I have worked around the problem by only issuing a try_create_device
in the discovery thread if any previous attempt has completed its lifecycle init
; otherwise, the next try_create_device
attempt will be pending and will be performed just before the lifecycle init
of the previous device returns. This results in a try_create_device
→ (init
, try_create_device
) → (init
, try_create_device
) … daisy chain.
While my work-around appears to work, I do not know why and I should not have to do it.
This non-blocking “bug” driver exhibits the issue.
Thank you for providing this sample, I will share it with the team so they can replicate the issue and give us feedback.
Hi, @rossetyler. Sorry for the delay, the engineering team mentioned the following about your sample:
- In the driver you aren’t using any sockets at all, so there are no calls to
receive
but you use bothcosock.socket.sleep
andcosock.socket.select
-
In this file it is not clear if one of those functions is getting called in the
added
lifecycle and that is blockinginit
. - You should check if the creation of the devices was successful using
assert(driver.try_create_device(...))
orlocal success, err = driver.try_create_device(...)
. This way, you can see if there were immediate errors.- Especially because, in your sample, you’re calling
try_create_device
in a hot loop100
times and this might be reaching the rate limit of devices created in a given timespan.
- Especially because, in your sample, you’re calling
In this case, this number of devices was an example, or do you actually have drivers that create 100
devices? If so, could you share the details of that use case?
- Any time something could block the current thread, you can avoid that entirely by calling
cosock.spawn
. So, something likecosock.spawn(function() local value, err = socket:receive() end)
would allow the use of the device thread for any other device events. For example:
This sample shows how the device thread can be blocked
-- This driver will lock up any device thread by
-- yielding the thread into a deadlock because
-- init cannot be processed until added is complete
-- but added is relying on init to complete
local tx, rx = cosock.channel.new()
local function added(driver, device)
-- wait for init
local init, err = rx:receive()
end
local function init(driver, device)
-- send init
tx:send(device.id)
end
local driver = Driver("...", {
lifecycle_handlers = {
added = added,
init = init,
}
})
Considering the previous implementation, this is how we can avoid the blockage using cosock.spawn
local tx, rx = cosock.channel.new()
local function added(driver, device)
cosock.spawn(function()
local init, err = rx:receive()
end)
-- wait for init
end
local function init(driver, device)
-- send init
tx:send(device.id)
end
local driver = Driver("...", {
lifecycle_handlers = {
added = added,
init = init,
}
})
I have said most of this before …
There are two drivers that I have discussed
- Legrand RFLC
- Bug
Legrand RFLC tries to create ~35 devices all at once: one for the LC7001 lighting controller (bridge) and the rest for the lights that it controls.
Bug was created in an attempt to simply illustrate the issue.
Neither of these has an added lifecycle handler so neither could block my init lifecycle handler.
Yet my Legrand RFLC logs added events and some are not followed by inits.
Failed try_create_device calls and rate limiting do not explain this.
Legrand RFLC does use cosock sockets (see lc7001 module).
Bug does not use any cosock features nor does it explicitly block anywhere (see code).
An LC7001 lighting controller can control up to 100 lights (that is where 100 comes from).
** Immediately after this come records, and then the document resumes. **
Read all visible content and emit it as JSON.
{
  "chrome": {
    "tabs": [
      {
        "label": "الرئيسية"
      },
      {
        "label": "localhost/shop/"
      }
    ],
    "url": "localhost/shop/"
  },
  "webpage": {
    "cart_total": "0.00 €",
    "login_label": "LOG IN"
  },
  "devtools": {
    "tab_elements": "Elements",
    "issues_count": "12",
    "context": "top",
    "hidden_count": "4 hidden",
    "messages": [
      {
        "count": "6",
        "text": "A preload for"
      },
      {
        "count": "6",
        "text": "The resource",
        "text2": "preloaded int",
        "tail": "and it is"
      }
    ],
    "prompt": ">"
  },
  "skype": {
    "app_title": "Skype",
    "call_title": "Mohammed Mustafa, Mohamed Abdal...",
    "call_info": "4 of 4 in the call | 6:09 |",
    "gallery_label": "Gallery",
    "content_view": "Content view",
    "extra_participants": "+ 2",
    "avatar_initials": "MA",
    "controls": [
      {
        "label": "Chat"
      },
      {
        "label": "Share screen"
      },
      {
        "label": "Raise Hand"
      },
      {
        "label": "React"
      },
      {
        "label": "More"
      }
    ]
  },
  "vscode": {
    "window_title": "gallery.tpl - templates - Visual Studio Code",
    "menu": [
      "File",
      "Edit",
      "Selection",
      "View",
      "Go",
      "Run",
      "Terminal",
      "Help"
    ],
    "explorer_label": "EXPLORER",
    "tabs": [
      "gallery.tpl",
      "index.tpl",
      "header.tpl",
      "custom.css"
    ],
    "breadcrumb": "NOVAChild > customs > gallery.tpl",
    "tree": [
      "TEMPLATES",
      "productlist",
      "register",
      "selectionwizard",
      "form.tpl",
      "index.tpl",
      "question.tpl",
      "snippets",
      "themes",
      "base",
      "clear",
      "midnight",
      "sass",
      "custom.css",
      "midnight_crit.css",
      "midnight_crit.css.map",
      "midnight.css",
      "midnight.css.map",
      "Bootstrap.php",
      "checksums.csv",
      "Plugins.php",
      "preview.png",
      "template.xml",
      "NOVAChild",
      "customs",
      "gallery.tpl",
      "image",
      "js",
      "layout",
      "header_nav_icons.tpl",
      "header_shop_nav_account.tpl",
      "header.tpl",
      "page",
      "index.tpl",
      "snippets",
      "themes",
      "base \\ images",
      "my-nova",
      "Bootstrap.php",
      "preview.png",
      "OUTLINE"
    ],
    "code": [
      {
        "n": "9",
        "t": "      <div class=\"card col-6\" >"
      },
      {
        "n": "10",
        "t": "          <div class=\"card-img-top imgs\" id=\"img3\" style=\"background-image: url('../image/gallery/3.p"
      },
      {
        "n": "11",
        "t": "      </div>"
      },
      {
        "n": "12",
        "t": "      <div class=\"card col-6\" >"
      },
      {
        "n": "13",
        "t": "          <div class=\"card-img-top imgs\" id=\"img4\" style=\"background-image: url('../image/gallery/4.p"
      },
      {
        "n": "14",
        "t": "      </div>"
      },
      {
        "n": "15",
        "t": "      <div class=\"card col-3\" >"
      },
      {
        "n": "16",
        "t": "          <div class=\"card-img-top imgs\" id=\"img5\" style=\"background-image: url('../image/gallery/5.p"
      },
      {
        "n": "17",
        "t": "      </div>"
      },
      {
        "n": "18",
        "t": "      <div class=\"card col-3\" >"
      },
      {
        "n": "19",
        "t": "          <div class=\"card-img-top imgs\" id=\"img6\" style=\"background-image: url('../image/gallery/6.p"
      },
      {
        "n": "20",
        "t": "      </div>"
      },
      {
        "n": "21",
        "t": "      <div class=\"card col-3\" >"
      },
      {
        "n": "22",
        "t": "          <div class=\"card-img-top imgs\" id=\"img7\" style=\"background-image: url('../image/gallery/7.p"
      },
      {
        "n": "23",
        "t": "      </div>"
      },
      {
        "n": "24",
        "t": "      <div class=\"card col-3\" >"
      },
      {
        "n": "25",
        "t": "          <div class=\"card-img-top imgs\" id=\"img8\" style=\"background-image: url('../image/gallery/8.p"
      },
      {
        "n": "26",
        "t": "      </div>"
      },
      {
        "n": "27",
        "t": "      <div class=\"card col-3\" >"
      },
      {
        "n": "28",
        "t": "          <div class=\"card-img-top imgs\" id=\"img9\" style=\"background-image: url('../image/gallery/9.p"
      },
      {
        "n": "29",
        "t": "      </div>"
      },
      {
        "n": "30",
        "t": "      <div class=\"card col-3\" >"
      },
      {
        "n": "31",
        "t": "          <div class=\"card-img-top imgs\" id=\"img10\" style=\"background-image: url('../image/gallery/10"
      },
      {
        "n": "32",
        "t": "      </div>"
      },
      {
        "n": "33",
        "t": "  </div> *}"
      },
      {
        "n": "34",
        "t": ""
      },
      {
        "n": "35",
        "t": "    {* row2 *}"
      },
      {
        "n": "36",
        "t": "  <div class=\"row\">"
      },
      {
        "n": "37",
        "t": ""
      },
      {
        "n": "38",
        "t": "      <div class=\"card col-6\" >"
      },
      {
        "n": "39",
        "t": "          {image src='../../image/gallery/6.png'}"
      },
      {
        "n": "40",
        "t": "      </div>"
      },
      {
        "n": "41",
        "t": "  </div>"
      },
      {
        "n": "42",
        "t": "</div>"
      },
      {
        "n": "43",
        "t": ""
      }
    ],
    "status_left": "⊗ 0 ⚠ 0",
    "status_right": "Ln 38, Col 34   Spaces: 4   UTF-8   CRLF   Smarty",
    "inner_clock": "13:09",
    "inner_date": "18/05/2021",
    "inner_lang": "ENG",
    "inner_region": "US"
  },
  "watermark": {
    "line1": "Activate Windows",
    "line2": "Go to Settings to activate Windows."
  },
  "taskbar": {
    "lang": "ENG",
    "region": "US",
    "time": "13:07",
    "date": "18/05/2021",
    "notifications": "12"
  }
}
Mine, currently, only has ~34.
What is the rate limit on try_create_device calls?
Where else are rate limits going to bite me?
I am concerned about the refresh capability on my parent LC7001 controller that refreshes each of its children.
For each, it will make
-
device:online or device:offline
-
device:emit_event switch on or off
-
device:emit_event switch level
So, refreshing ~33 dimmers will make ~100 such calls all at once.
If this is a problem, how can I deal with it?